For more information about appendices, please see the Thesis Template Instructions.
Note: Signatures, personal phone numbers, or personal email addresses (ones that contains part of a person’s name) must be redacted from your thesis. This means that the text is fully removed, and cannot be copied & pasted out of the document.
If including copyrighted materials as appendices, see Copyright at SFU.
Materials included in appendices
Examples of material included in appendices are as follows--also refer to Formatting Help.
- interview questions
- participant letters / forms
- surveys / questionnaires (if not your own work, these require copyright permission)

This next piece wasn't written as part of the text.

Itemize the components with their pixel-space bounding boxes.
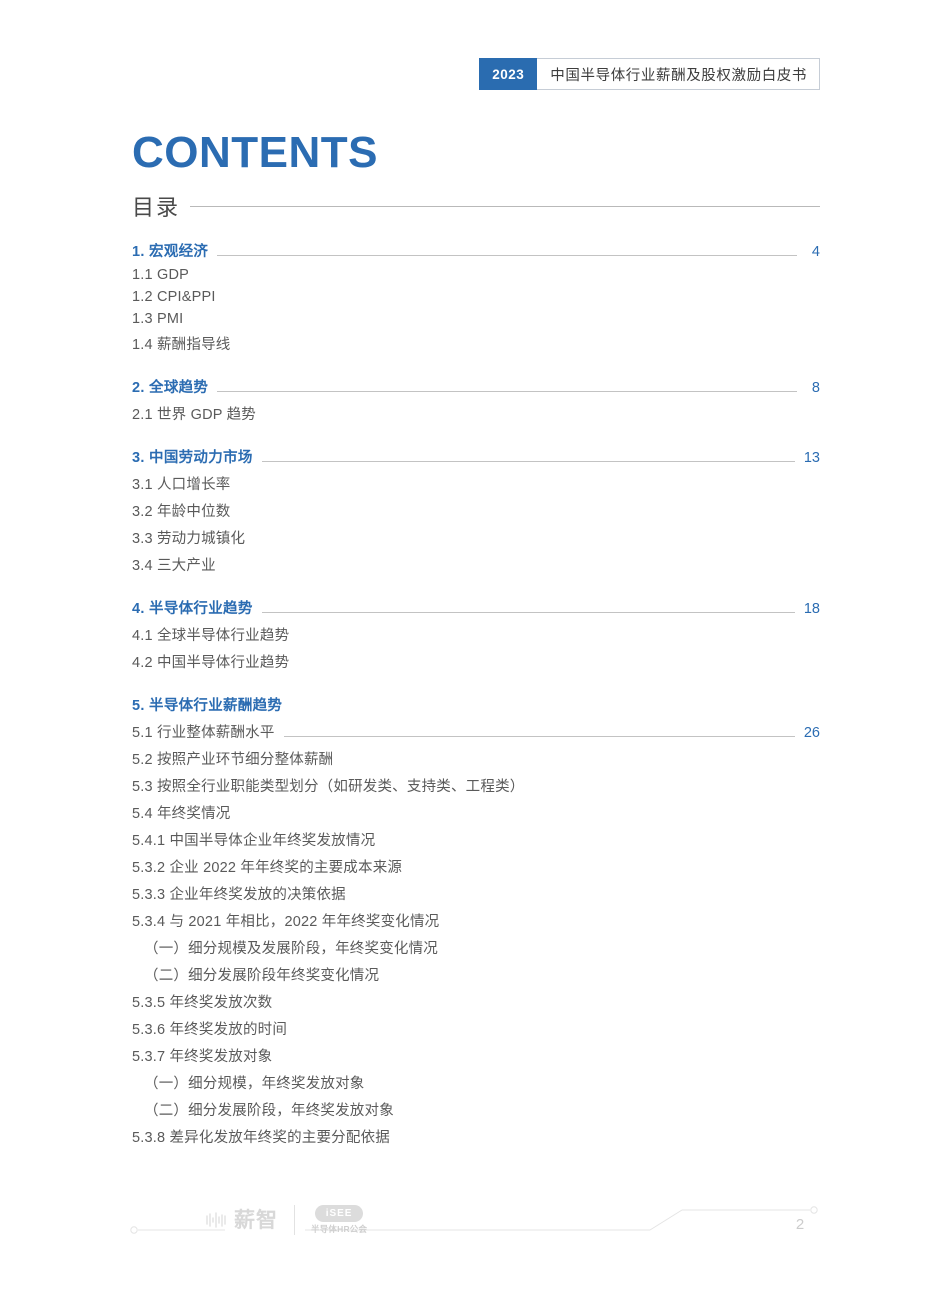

- supplemental tables / figures / graphs / image
Supplementary material or research data files
Supplementary material or research data files associated with your thesis can also be uploaded to your library submission record. We recommend publishing such files to Summit (the SFU Research Repository) as they will be available alongside your thesis. This is preferred to hosting such files externally or on personal cloud storage.
If you are including supplementary material or research data files in your submission, you must include an appendix within your thesis document which contains an overall description of the supplementary material or research data files, authorship credits, and file name(s). This assists in “linking” your thesis document to any additional files, as well as providing further information and context about the file(s). The maximum file size for each file is 2GB. If you have a larger file size, please contact data-services@sfu.ca.
Appendix examples:
Note: if your Ethics approval requires that supplementary material or research data files be destroyed after a certain period, then such files cannot be published to Summit (the SFU Research Repository). Please contact data-services@sfu.ca to identify other possible solutions in this case.
Accepted supplementary material or research data file types:
aac, cif, csv, docx, dta, epub, exe, gdb, geojson, gif, iso, jp2, jpg, jpeg, json, kml, kmz, las, mp3, mp4, mpv, odt, pdf, png, pptx, py, qgs, qgz, r, rar, rmd, rtf, shp, tex, tif, tiff, txt, wav, xlsx, zip
It is recommended to use the best file formats to allow for data files to be openly accessible for the long term, so that they remain usable through software upgrades and changes in the computing environment. See the Research Data Management (RDM) website for more information about the handling and organization of data during your research.
Order of appendices
Appendices appear in the order in which they are introduced in the text.
Appendix headings
You may include one appendix or a number of appendices.
If you have more than one appendix, you would letter each accordingly (i.e., Appendix A, Appendix B, etc.). Write your appendix headings in the same manner as your chapter headings.
Formatting help
- Transfer the text and re-format using the template styles as necessary, or
- Convert the documents into images and insert them into your document, one image per page.